December 12, 2012

Pneumatic Power Drawbar for a Knee Mill

Earlier this year, I got a new (to me) vertical milling machine.  I love the machine, and learn something every time I use it.  One of the things I learned early on was that I'm not tall enough.  The machine is almost 7-1/2 feet tall, and the drawbar hex is at just short of seven feet.  I can reach the drawbar, but I can't see it at the same time.  Though I've gotten pretty good at getting a wrench on it by feel, I still have to feel around up there to free and draw up the collets.  I'd seen some examples of power draw bars on the web, both commercial and home-brew.  A DIY power draw bar seemed like a good project to use the mill for, so I started formulating a plan.

Most if not all of the DIY and power drawbars I saw were based on pneumatic impact drivers.  Most also used pneumatic cylinders to lower the driver onto the drawbar hex and to actuate the driver.  I thought the air driver was a great way to go, but I eventually favored a manual mechanism for lowering and controlling the impact driver.  I wasn't afraid of designing the pneumatic control, but felt that I'd get a better feel for engagement with a mechanical linkage. In some ways, the linkage for the manual approach was more challenging.

I'll show the finished device in place first so some ofthe later pics will make more sense:



The power drawbar is actuated using the ball handle that hangs down to a comfortable height.  There is a sort of dual-action parallelogram linkage that lowers the driver when the ball is pulled straight down, and actuates it forward or reverse when the ball handle is pushed forward or pulled back.  It is easy to feel the engagement of the driver with the drawbar hex, and the actuating action is tight and immediate.

Here's an outline on how it was done.

I roughed out and then finished most of the parts from 1/2" and 3/4" 6061 aluminum.  I've been playing around with anodizing lately, so I also anodized them black.




This is a post at the back of the unit that carries the actuator arm mechanism.  The piece of 1/2" key stock is the actuator arm for the impact driver and can pivot on a shoulder bolt fixed to the post assembly.  The springs allow it to pivot either way, but return it to the central position.  The two 1/2 x 1/8 steel pieces act as stops for the springs.




Here is the back post mounted to the base.  Two chunks of 3/4" drill rod serve as slides for the impact driver carrier.

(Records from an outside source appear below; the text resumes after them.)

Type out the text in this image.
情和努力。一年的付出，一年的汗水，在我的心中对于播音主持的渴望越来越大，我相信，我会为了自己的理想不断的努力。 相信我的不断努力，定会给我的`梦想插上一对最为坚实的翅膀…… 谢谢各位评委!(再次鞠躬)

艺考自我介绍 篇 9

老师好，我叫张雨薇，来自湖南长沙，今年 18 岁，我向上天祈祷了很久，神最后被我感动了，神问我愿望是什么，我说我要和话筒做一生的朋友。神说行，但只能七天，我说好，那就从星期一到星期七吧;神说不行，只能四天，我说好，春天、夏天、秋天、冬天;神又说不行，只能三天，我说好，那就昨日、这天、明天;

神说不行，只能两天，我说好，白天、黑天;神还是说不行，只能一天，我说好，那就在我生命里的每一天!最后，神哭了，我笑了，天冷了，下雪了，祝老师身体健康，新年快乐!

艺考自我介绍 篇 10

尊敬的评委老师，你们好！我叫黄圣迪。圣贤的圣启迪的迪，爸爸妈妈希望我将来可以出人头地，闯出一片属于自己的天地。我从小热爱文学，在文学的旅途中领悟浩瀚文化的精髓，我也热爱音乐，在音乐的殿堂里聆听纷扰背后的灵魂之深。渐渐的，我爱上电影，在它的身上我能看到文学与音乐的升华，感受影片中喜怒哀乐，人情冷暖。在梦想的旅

The driver carrier is a piece of 3/4" aluminum bored to accept two oilite bushings to ride on the slides.  The thin rods are to hold the driver in the carrier.




This is part of the control handle and linkage.  It is just welded up steel painted black.




The linkage connects to the actuator arm with that little universal joint.   It's a little hard to see, but the lower arm of the parallelogram linkage bears on those two hex nuts to push the carrier down.  The little rubber caps are on some adjustable studs, and push against the actuator paddle on the impact driver.




This is a keeper machined to fit the top of the impact driver.




I added a miniature inline oiler since doing it by hand would be a royal pain.



I set the built-in "torque adjuster" on the driver to be wide open, and control torque with a dedicated pressure regulator on the wall behind the mill.  Seems to work great.  The only problem now is that it is now even trickier to do the drawbar by hand, and I've got at least one leak somewhere on my compressor, so I can't leave it pressurized all the time, and have to charge it up every time I want to use the mill.